Dikkat edilirse AYM`nin temel gerekçesi 'DİNİ DEĞERLER' değil; Anayasada yer alan 'ÖLÇÜLÜLÜK ve EŞİTLİK İLKESİ'dir. Açık bir ifadeyle nikahsız birliktelik suç değilken; dini nikaha dayalı birlikteliğin suç olması ölçülülük ve eşitliğe aykırı diyerek iptal kararını vermiştir.

Özellikle feminen çevreler ve bu çevrelerin etkisinde kalan kimi kişi ve kuruluşlar bu kararı aşağıdaki gerekçelerle eleştirmekte ve hatta AİHM`e götüreceklerini söylemektedirler.

Bu kesimlerce yapılan eleştiriler;

Çocuk yaşta evlilikleri ve çokeşliliği arttıracağı ve bunların meşrulaşacağı, çocuklara yönelik cinsel istismarın artacağı, dini nikah serbestiyetinin kadınların aleyhine olduğu, nesep ve miras sorunlarının yaşanacağı, ayrılmalarda ve ölümlerde kadının da çocuğun da kanunen hiçbir hakkının olmayacağı, kadınların tümüyle erkek egemenliğine gireceği, kadınların köleleştiği, gibi eleştirilerde ve ithamlarda bulunmaktadırlar.

Yapılan eleştiri, yorum ve yaklaşımlar art niyetli olup maddi ve hukuki hiçbir şekilde karşılığı yoktur. Ancak ifade edilen bazı çekinceleri dikkate almakta fayda vardır. Örneğin kayıt altına alınmayacak evliliklerde, kadının ve çocuğunun korunmasız kalacağı, nesep ve miras sorunlarına yol açılacağı ve istismarın artacağı doğrudur.

Yalnız bu sorunlar ve çekinceler; nikahsız birlikte yaşamakta çok daha fazla doğmaktadır. Ancak bu çevreler nikahsız birlikteliği eleştirmezken hatta savunurken konu dini nikah olunca birden köpürmektedirler. Haliyle verdikleri tepki kadını ve çocuğu korumak için değil; dini bir değere ve bu dini değerin hukuken meşrulaşmasına duyulan öfkedir.

Dile getirmiş oldukları bu endişelerinde gerçekten samimi iseler o zaman nikahsız birlikteliğe de karşı olmaları akıl ve mantık gereği değil midir? Zira iddia ettikleri sakınca ve istismarlar nikahsız birlikteliklerde daha fazladır.
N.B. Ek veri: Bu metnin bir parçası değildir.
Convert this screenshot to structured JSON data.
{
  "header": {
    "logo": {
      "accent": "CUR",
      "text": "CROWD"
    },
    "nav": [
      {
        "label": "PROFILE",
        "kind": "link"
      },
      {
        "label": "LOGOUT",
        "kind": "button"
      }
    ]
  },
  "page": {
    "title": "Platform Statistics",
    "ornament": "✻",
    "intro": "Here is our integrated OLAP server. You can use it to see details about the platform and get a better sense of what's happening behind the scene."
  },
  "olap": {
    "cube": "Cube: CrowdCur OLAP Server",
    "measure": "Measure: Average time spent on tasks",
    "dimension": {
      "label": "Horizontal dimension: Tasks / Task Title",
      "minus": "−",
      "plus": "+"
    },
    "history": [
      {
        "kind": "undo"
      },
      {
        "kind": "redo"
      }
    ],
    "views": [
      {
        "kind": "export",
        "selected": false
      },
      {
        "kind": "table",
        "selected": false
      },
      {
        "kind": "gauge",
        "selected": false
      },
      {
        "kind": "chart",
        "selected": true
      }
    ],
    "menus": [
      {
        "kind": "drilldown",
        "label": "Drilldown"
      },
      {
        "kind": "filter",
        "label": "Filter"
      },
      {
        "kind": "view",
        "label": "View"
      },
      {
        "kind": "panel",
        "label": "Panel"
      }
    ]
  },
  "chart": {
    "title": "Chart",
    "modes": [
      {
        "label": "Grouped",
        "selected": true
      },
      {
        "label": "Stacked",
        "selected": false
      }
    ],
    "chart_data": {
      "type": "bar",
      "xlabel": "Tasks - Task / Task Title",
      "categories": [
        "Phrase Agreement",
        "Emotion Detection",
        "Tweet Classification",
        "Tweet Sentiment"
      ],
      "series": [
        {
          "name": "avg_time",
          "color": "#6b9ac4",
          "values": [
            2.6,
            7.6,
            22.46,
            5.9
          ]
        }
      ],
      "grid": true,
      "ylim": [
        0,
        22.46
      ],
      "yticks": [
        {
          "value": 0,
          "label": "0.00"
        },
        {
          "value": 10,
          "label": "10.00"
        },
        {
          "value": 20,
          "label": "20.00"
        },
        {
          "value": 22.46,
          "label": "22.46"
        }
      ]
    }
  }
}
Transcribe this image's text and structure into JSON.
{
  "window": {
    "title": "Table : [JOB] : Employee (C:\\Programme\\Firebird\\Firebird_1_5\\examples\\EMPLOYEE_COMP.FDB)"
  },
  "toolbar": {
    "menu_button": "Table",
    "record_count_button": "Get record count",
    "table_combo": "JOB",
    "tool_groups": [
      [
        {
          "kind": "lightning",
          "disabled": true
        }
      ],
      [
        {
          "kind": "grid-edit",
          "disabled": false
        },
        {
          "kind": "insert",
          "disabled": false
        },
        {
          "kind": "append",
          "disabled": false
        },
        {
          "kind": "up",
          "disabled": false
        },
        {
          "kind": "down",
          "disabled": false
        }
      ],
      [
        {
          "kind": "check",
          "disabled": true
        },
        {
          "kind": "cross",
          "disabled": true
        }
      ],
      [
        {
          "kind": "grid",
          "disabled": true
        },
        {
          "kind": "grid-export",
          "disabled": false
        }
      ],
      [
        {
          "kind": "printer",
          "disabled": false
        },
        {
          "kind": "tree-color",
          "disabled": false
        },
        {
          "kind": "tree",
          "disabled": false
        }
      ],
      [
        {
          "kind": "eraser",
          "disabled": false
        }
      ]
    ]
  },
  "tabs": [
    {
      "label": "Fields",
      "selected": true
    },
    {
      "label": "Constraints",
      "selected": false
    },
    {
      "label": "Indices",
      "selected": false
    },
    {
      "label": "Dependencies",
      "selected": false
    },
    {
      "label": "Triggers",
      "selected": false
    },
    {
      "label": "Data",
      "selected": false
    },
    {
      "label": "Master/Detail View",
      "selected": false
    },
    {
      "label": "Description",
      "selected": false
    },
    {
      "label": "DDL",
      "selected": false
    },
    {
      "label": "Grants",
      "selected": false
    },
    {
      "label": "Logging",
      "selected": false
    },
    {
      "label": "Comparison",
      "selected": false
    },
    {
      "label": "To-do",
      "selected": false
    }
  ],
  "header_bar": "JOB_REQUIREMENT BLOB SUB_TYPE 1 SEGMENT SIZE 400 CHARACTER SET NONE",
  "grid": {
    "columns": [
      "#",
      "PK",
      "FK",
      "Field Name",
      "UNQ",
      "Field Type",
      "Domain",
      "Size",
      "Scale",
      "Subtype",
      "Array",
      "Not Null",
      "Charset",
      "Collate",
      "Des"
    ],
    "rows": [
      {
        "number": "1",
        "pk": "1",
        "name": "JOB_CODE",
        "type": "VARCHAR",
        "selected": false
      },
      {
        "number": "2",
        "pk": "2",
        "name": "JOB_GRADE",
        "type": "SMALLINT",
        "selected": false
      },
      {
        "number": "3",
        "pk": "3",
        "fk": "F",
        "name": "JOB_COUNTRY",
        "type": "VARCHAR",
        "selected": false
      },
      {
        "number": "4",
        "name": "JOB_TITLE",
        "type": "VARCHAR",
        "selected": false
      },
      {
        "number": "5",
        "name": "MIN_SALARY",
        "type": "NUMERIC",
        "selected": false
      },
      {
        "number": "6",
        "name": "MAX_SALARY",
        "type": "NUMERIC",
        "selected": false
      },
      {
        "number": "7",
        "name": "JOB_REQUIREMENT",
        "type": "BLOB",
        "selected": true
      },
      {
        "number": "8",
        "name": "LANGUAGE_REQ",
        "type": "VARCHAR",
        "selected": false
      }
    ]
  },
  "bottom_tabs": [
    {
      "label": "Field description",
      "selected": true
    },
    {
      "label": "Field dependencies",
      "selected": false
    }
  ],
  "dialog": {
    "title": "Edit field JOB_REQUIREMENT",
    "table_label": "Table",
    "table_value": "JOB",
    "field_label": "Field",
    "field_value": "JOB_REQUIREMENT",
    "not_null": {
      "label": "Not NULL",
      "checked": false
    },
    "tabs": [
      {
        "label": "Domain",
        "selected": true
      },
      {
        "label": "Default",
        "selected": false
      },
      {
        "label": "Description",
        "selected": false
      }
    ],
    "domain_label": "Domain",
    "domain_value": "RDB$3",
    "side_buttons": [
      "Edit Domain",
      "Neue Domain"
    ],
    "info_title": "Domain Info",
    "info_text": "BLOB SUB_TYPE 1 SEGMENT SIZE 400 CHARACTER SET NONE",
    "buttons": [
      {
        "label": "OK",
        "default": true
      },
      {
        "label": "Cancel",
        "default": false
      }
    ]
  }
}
Eğer nikahsız birlikte yaşayanlara yönelik bir cezai yaptırım uygulanırsa, dini nikah kararını çeşitli gerekçelerle eleştirenlerin ortaya dökecekleri tepkileri şimdiden tahmin etmek güç değil.

AYM kararını yerinde ve gerekçeleriyle birlikte doğru buluyorum. Zira;

1- Halkın sosyal gerçekliğiyle çelişen hukuk olmaz.

2- Anayasa`da yer edinen din ve vicdan hürriyeti bakımından nikahsız birliktelik suç değilken, dini nikaha dayalı birlikteliğin suç olması mevcut Anayasaya aykırıdır.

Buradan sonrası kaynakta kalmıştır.